Crude Summit: Alon Big Spring switches back to WTS

OREANDA-NEWS. US independent refiner Alon USA has increased runs of West Texas Sour (WTS) crudes at its 73,000 b/d refinery in Big Spring, Texas, less than a year after expanding the refinery's ability to run lighter crudes.

Steady attractive values for asphalt, compared to naphtha, have led the refiner back into sour feedstocks, chief executive Paul Eisman said at the Argus Americas Crude Summit in Houston.

Alon last year modified the refinery to process greater volumes of light, sweet crude increasingly available in the Permian basin. The company increased its crude throughput by 3,000 b/d in June. Big Spring now produces naphtha in excess of the refinery's reformer capacity. But Alon can blend the naphtha directly into gasoline or sell the feedstock.

Asphalt had commanded poor prices as a secondary product. But prices for asphalt move much more sluggishly than swiftly dropping crude prices, increasing the material's relative value.

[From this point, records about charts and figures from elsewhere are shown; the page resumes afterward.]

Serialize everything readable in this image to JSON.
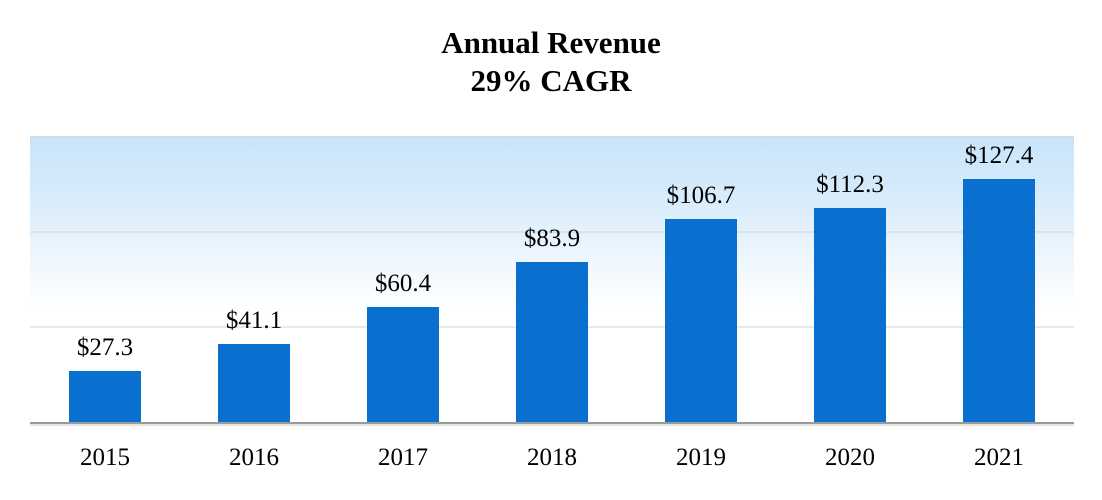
{
  "chart_data": {
    "type": "bar",
    "title": "Annual Revenue",
    "subtitle": "29% CAGR",
    "categories": [
      "2015",
      "2016",
      "2017",
      "2018",
      "2019",
      "2020",
      "2021"
    ],
    "values": [
      27.3,
      41.1,
      60.4,
      83.9,
      106.7,
      112.3,
      127.4
    ],
    "value_labels": [
      "$27.3",
      "$41.1",
      "$60.4",
      "$83.9",
      "$106.7",
      "$112.3",
      "$127.4"
    ],
    "xlabel": "",
    "ylabel": "",
    "ylim": [
      0,
      150
    ],
    "gridline_values": [
      50,
      100,
      150
    ],
    "grid": true,
    "legend_position": "none",
    "bar_color": "#0a70cf",
    "plot_bg_top_color": "#c8e4fa",
    "plot_bg_bottom_color": "#ffffff",
    "gridline_color": "#d2d5d8",
    "axis_line_color": "#9a9a9a",
    "text_color": "#000000"
  }
}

"What we're seeing, and I don't know how long that's going to last, but asphalt is worth more than naphtha," Eisman said.

Big Spring will continue to benefit from increased crude flexibility, and the Permian will prove more resilient than some forecasts suggest, he said. Prices may not be as attractive for Big Spring as in the recent past, but the refiner will continue to benefit from volatility caused by pipeline or other refinery outages, he said.

"It's nice to be at the head of the pipeline rather than being at the end of the pipeline," Eisman said.